This story has to be a joke,right? Are they seriously trying to convince Americans that Maj. Nidal Malik Hasan was just tired of hearing soldiers stories about returning from wars and finally snapped? No . . . sorry. I didn’t just fall off of the turnip truck. I guess we are all supposed to believe that his religious beliefs had nothing to so with this. Geez, the media reported today that before the shootings, Hasan was seen wandering about preaching and handing out copies of the Koran. Only in America can a terrorist join the military and kill U.S. soldiers. JD
Health experts say they are hardly astonished that the suspect in the worst mass murder ever at a U.S. military base is an Army psychiatrist — the very person who is supposed to be helping soldiers deal with the traumatic stress of war.

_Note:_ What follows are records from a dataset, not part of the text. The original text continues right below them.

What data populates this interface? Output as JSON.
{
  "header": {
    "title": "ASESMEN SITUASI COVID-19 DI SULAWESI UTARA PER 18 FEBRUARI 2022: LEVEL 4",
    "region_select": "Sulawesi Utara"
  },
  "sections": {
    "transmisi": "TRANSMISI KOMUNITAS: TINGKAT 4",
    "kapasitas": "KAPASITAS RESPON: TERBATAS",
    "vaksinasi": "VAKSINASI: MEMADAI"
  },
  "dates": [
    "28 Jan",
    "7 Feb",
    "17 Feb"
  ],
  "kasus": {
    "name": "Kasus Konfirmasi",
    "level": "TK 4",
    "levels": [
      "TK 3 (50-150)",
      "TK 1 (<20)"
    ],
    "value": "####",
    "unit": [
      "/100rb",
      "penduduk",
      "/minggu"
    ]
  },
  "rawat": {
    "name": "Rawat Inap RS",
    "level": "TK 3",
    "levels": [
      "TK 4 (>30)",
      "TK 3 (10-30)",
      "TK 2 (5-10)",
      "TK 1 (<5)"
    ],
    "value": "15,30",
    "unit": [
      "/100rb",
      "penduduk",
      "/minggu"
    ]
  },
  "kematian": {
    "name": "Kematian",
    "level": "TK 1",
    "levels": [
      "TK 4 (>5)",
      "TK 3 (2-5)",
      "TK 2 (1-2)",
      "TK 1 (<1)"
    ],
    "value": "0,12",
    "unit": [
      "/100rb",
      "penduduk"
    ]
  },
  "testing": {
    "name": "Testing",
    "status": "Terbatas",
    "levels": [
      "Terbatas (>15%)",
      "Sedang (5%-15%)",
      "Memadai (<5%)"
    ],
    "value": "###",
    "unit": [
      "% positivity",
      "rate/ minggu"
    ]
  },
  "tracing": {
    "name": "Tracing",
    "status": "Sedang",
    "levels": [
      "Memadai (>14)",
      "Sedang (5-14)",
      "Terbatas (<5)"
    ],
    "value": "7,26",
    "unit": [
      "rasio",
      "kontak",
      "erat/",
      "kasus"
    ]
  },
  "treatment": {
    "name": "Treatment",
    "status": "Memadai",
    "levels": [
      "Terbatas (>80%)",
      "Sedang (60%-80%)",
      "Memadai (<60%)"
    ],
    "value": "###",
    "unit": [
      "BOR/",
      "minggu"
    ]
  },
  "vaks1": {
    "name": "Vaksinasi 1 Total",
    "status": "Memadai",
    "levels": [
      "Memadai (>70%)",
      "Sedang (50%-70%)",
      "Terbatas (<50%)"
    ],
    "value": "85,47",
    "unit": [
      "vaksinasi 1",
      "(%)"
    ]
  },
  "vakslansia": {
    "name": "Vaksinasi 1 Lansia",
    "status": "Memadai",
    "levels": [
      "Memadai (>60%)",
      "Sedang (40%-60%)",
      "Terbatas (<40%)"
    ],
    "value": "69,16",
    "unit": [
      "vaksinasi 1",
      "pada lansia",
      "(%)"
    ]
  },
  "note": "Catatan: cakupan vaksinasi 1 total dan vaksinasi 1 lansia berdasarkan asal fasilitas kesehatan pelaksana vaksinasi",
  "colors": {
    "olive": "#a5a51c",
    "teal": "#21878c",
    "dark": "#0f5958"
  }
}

Maj. Nidal Malik Hasan, suspected of gunning down 13 and wounding 30 at the Fort Hood Army Post in Texas, treated soldiers at the Darnall Army Medical Center there after being transferred in July from the Walter Reed Army Medical Center, where he had worked for six years.

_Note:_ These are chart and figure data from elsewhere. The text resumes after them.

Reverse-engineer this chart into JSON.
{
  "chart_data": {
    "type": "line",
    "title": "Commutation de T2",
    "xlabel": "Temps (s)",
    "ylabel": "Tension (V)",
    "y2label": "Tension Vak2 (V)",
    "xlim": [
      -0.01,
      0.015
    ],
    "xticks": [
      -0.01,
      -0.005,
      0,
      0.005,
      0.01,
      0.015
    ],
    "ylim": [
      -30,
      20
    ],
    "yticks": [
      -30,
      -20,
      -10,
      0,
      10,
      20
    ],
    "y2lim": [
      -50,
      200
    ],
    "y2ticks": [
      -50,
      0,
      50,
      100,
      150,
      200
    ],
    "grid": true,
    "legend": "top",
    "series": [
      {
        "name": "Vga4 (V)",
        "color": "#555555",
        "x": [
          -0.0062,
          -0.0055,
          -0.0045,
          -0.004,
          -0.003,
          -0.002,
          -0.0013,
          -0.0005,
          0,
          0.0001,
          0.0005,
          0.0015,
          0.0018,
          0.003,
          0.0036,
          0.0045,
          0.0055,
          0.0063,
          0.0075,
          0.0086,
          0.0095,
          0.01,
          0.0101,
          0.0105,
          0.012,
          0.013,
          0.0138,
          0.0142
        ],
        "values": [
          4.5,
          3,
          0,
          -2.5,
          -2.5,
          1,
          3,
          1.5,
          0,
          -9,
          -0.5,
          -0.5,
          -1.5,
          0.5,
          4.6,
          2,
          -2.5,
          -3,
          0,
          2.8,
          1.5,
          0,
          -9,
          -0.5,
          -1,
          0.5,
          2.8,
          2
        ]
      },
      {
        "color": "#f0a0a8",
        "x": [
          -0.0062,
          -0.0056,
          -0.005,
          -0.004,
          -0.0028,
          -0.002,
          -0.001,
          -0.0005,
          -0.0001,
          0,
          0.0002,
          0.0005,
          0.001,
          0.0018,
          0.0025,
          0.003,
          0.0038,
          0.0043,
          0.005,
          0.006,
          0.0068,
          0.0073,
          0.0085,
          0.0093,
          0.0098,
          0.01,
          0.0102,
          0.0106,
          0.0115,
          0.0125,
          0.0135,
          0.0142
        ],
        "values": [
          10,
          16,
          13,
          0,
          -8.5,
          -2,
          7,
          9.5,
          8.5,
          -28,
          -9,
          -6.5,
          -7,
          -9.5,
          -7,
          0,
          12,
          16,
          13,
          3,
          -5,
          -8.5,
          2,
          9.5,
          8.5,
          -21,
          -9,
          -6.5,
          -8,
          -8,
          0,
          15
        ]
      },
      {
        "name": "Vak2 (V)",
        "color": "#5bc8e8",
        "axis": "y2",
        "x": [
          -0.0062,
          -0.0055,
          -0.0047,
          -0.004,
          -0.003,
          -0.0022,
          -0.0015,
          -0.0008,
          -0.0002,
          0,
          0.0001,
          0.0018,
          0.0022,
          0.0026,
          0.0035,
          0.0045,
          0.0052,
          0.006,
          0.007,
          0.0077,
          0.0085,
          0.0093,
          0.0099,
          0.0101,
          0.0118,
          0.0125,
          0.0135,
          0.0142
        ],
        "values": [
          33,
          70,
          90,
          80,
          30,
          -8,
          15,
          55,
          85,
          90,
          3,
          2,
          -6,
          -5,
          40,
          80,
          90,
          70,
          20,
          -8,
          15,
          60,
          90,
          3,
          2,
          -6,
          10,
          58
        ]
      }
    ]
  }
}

Dr. Robin Kerner, an attending psychologist who specializes in disaster anxiety at St. Luke’s-Roosevelt Hospital in New York City, said it’s not uncommon for individuals who work with traumatized patients to suffer the effects of “compassion fatigue.”
“This guy was counseling people coming back from war and there is something called secondary traumatization, where the therapist gets traumatized from hearing all the terrible things that have happened to the people they counsel,” Kerner told FoxNews.com.
The problem, she said, is that when this happens, many mental health professionals do not properly take care of themselves.
“There are a lot of things professionals who are working with trauma patients need to do in terms of self-care so as not to get traumatized themselves,” she said. “Oftentimes, workers are so focused on helping others that they neglect to take care of themselves. The bottom line — we don’t take our own advice.”